Suppose that $(X_n)_{n\geq 0}$ is Markov$(\lambda, P)$. $\lambda$ is the initial distribution and $P$ is the transition matrix.. Let $j\subseteq I$. Construct a random process that is only observed when it hits set $J$. Let $Y_m=X_{T_m}$, where $T_0$$=$inf$\{n\geq0 : X_n \in J\}$ & $T_m=$ inf $\{n\geq T_{m-1} : X_n \in J\}$. Assume $\Bbb P(T_m \lt \infty)=1$ for every $m\in \Bbb N$ . Claim: $(Y_m)_{m\geq 0}$ is a markov chain.

Proof:

Firstly, $T_m$'s are stopping times for every $m\geq 0$.

Next, $\Bbb P(Y_{m+1}=i_{m+1} | Y_0=i_0,...,Y_m=i_m)$

$=\Bbb P(X_{T_{m+1}}=i_{m+1} | X_{T_0}=i_0,..., X_{T_m}=i_m)$

Here comes the part where I don't understand:

(by Strong Markov Property)= $\Bbb P_{i_m}(X_{T_1}=i_{m+1})$ $=\overline P_{i_mi_{m+1}}$ . (How does $X_{T_{m+1}}$ turn into $X_{T_1}$?)

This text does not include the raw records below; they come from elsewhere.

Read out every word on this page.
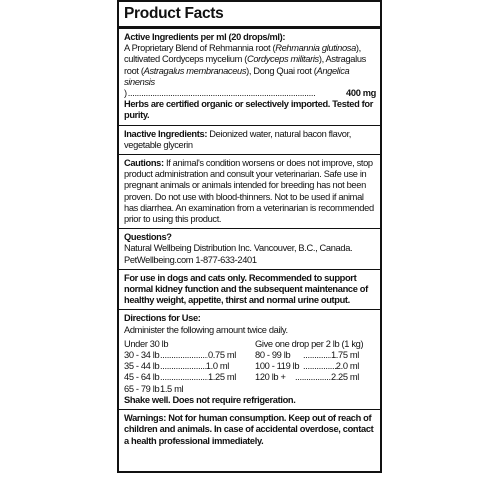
Product Facts
Active Ingredients per ml (20 drops/ml):
A Proprietary Blend of Rehmannia root (Rehmannia glutinosa), cultivated Cordyceps mycelium (Cordyceps militaris), Astragalus root (Astragalus membranaceus), Dong Quai root (Angelica sinensis
) .....	400 mg
Herbs are certified organic or selectively imported. Tested for purity.
Inactive Ingredients: Deionized water, natural bacon flavor, vegetable glycerin
Cautions: If animal's condition worsens or does not improve, stop product administration and consult your veterinarian. Safe use in pregnant animals or animals intended for breeding has not been proven. Do not use with blood-thinners. Not to be used if animal has diarrhea. An examination from a veterinarian is recommended prior to using this product.
Questions?
Natural Wellbeing Distribution Inc. Vancouver, B.C., Canada.
PetWellbeing.com 1-877-633-2401
For use in dogs and cats only. Recommended to support normal kidney function and the subsequent maintenance of healthy weight, appetite, thirst and normal urine output.
Directions for Use:
Administer the following amount twice daily.
Under 30 lb	Give one drop per 2 lb (1 kg)
30 - 34 lb .....	0.75 ml
35 - 44 lb .....	1.0 ml
45 - 64 lb .....	1.25 ml
65 - 79 lb 1.5 ml
80 - 99 lb .....	1.75 ml
100 - 119 lb .....	2.0 ml
120 lb + .....	2.25 ml
Shake well. Does not require refrigeration.
Warnings: Not for human consumption. Keep out of reach of children and animals. In case of accidental overdose, contact a health professional immediately.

Where $\overline P_{ij}=\Bbb P_i($Next visit to $J$ is state $j)$, which it the smallest solution to the system of linear equations $$\overline P_{ij}= P{ij}+ \sum_{k \neq j}P_{ik}\overline P_{kj}$$

Answer 1

The key realization is that because the transition matrix is constant, if you start at state $i$, the probability that at the next stage you are in any given state $j$ is independent of the time index.

Observe that:

$$\mathbb{P}(X_{T_{m+1}}=i_{m+1}| X_{T_0}=i_0,..., X_{T_m}=i_m) =\mathbb{P}(X_{T_{m+1}}=i_{m+1}|X_{T_m}=i_m)$$

by the Strong Markov Property. Since the transition matrix is constant, the subscript on the time index is also irrelevant; all that matters is the relative subscripts of $t_{m+1}$ and $t_m$, which differ by $1$. So

$$\mathbb{P}(X_{T_{m+1}}=i_{m+1}|X_{T_m}=i_m) = \mathbb{P}(X_{T_{1}}=i_{m+1}|X_{T_{0}}=i_m)$$

and a change of notation from $\mathbb{P}(X_{T_{1}}=i_{m+1}|X_{T_{0}}=i_m)$ to $\mathbb{P}_{i_m}(X_{T_{1}}=i_{m+1})$, changing the conditional term $|X_{T_{0}}=i_m$ to a subscript $i_m$ on $\mathbb{P}$, gets you the rest of the way there.